When AI ‘Thinking’ Is Just Storytelling at Scale

Welp.
WWDC 2025 has concluded, and Apple finally pulled back the curtain on its long-teased AI push. Sort of.

In place of a fully upgraded Siri, we got a lot of “Apple Intelligence” demos. Safe, sandboxed features that hardly anyone will use, and the promise that Siri updates are “coming next year.” Conveniently, just before the event, Apple quietly released a technical paper: The Illusion of Thinking.

The paper is deeply revealing, though you’d never hear it from the keynote stage.

Apple’s researchers built controlled puzzle environments to see how their reasoning models actually handle problem-solving as complexity scales. They tested puzzles like Tower of Hanoi, River Crossing, and Blocks World. The setup allowed them to see how models behave as problems get just a little harder.

TL;DR?
At first, the models (called LRMs — Large Reasoning Models) generate more tokens and deeper thinking steps as tasks get more complex. But past a certain point, they start doing the opposite: they think less, even though they technically have room to think more.
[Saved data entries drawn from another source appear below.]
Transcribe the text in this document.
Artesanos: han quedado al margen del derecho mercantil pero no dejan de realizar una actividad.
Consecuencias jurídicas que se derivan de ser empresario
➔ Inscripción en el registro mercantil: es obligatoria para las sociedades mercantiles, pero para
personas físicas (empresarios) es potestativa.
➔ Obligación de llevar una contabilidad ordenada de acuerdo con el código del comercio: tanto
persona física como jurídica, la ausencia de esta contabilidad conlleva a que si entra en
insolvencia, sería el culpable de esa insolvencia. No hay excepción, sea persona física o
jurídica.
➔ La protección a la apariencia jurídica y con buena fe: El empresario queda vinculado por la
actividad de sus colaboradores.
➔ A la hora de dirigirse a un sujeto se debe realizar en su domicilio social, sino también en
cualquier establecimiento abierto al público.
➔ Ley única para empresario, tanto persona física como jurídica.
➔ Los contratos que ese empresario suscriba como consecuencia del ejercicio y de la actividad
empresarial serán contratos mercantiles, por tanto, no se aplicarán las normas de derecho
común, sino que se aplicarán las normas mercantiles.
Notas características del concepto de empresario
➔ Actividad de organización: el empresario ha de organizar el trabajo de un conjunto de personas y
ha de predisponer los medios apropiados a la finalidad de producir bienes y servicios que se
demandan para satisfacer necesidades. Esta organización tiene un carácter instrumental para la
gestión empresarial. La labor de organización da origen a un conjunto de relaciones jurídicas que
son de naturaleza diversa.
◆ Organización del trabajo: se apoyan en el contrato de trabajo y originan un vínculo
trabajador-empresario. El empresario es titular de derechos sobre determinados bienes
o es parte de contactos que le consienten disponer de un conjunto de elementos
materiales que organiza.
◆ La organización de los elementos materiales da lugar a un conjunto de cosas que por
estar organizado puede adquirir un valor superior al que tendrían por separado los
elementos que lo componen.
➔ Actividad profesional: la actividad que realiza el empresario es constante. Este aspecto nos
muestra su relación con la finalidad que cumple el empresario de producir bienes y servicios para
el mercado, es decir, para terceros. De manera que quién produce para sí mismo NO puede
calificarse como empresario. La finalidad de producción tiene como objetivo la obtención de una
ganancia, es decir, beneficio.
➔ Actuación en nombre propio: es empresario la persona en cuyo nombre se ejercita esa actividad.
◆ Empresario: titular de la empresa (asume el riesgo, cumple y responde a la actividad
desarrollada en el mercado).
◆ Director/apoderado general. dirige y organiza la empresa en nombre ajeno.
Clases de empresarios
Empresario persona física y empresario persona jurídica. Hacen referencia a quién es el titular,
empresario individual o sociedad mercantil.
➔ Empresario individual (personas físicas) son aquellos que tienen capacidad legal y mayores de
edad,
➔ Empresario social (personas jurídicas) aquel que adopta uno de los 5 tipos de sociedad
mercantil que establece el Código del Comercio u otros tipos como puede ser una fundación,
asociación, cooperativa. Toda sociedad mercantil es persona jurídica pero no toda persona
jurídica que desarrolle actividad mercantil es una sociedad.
The models abandon useful reasoning midway. They confuse themselves. And eventually, they just fully collapse.

More complex puzzles? The models think less, not more.

It’s AI slop, just with more words.

This is what Apple politely calls “an illusion of thinking.” Chain-of-thought prompting makes the outputs look thoughtful, verbose, step-by-step, self-correcting, but that’s often surface polish. Underneath, the models remain pattern matchers. They narrate plausible-sounding failures.

And this is the same class of AI people dream about using for high-stakes decision-making: healthcare, law, even military risk assessment.

We want AI to conduct evaluations and decide who’s going to die?
I’m dubious.

That said, we should take Apple’s paper with a grain of salt too. It frames their predicament in colors that suit their narrative. Ask Anthropic or OpenAI, and they’d likely argue that scaling, fine-tuning, and data diversity can push these ceilings higher. The debate isn’t settled.

What this paper does reveal, intentionally or not, is why Apple’s Siri upgrade wasn’t center stage yet. The ceiling isn’t just a compute problem. It’s a reasoning problem. And for now, Apple seems content to admit it only through technical papers that 99.9% of users will never read.